A must read from the standpoint of techniques, methodology and the broader implications for our research/educational facilities and society at large.

The authors conclusion is quite chilling:

More broadly, the strong social inequality found in faculty placement across disciplines raises several questions. How many meritorious research careers are derailed by the faculty job market’s preference for prestigious doctorates? Would academia be better off, in terms of collective scholarship, with a narrower gap in placement rates? In addition, if collective scholarship would improve with less inequality, what changes would do more good than harm in practice? These are complicated questions about the structure and efficacy of the academic system, and further study is required to answer them. We note, however, that economics and the study of income and wealth inequality may offer some insights about the practical consequences of strong inequality (13).

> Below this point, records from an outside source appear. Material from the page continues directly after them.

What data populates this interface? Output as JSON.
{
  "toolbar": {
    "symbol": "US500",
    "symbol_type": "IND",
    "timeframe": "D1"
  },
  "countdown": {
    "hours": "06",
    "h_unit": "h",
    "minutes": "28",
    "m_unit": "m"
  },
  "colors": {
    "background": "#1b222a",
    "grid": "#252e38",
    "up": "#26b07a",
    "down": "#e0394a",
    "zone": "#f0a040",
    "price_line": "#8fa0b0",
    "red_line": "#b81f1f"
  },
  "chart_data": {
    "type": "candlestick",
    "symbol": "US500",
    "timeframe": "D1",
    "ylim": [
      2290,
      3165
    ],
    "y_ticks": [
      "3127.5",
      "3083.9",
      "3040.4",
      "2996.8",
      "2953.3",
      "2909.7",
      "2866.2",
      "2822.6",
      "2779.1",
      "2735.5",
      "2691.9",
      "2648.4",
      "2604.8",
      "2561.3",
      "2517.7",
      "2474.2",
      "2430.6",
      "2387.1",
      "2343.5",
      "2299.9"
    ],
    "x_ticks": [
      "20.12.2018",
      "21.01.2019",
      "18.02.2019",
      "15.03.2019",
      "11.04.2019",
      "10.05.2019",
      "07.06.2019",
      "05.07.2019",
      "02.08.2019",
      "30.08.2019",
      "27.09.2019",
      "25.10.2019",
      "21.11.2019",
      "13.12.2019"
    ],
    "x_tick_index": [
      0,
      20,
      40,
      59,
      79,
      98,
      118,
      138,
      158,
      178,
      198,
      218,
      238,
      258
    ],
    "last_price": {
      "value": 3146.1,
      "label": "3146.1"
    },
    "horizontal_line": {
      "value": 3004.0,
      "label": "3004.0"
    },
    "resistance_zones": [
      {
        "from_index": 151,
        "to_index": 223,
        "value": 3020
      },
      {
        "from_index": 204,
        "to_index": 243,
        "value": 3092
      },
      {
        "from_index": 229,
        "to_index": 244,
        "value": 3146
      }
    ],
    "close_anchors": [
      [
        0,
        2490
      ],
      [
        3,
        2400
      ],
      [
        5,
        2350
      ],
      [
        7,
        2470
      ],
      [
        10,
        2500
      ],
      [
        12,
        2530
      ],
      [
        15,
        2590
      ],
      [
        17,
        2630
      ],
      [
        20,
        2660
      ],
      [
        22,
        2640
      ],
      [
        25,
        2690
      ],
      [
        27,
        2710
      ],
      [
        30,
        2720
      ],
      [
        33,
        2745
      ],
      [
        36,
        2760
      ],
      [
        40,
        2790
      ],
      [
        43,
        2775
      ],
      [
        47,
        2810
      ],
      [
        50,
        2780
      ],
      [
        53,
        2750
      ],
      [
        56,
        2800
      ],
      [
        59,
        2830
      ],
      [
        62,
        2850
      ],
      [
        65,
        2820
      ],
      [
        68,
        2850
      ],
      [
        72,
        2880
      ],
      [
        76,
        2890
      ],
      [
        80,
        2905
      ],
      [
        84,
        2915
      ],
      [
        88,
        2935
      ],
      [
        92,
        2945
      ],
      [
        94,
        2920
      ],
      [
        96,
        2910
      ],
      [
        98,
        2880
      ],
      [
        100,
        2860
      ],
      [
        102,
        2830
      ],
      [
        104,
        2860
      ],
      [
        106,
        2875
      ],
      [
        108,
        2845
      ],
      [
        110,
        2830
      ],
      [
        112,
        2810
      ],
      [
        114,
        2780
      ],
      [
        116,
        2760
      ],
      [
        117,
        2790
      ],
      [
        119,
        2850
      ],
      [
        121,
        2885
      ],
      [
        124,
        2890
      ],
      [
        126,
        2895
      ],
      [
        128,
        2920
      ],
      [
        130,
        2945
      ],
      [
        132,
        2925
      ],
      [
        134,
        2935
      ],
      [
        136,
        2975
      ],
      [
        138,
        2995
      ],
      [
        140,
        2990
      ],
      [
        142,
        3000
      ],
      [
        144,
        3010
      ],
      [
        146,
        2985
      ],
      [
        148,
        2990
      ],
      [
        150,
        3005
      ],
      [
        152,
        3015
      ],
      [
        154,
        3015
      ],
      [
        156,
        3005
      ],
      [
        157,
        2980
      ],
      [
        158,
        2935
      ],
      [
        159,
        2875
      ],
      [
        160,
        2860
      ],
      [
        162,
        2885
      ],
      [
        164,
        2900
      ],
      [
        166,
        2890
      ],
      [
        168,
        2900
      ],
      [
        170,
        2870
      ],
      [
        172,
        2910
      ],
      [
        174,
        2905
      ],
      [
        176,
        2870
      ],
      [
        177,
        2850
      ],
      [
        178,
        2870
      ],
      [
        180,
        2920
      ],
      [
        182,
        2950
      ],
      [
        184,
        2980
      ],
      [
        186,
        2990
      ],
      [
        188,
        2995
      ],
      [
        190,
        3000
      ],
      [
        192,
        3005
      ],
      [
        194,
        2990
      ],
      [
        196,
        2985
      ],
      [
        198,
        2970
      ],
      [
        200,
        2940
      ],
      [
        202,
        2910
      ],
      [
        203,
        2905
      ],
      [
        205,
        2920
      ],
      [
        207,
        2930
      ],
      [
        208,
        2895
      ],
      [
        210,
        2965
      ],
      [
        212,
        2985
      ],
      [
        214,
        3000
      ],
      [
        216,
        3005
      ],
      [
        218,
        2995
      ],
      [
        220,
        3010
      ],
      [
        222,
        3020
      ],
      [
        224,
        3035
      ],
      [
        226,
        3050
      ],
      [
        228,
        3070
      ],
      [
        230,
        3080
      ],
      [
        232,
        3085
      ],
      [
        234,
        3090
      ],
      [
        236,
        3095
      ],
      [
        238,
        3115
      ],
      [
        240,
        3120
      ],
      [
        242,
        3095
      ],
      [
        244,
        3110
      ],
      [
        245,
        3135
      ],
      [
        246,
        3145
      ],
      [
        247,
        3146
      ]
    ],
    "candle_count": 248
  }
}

In closing, there is nothing specific to faculty hiring in our network analysis, and the same methods for extracting prestige hierarchies from interaction data could be applied to study other forms of academic activities, for example, scientific citation patterns among institutions (32). These methods could also be used to characterize the movements of employees among firms within or across commercial sectors, which may shed light on mechanisms for economic and social mobility (33). Finally, because graduate programs admit as students the graduates of other institutions, a similar approach could be used to assess the educational outcomes of undergraduate programs.

I think there are three options at this point:

  • Punish the data
  • Ignore the data
  • See where the data takes us

Which one are you and your academic institution (if any), going to choose?

If you are outside academia, you might want to make a similar study of your organization or industry to help plot your career.

If you are outside academia and the private sector, consider a similar study of government.

I discovered this paper by seeing the Faculty Hiring Networks data page in a tweet by Aaron Clauset.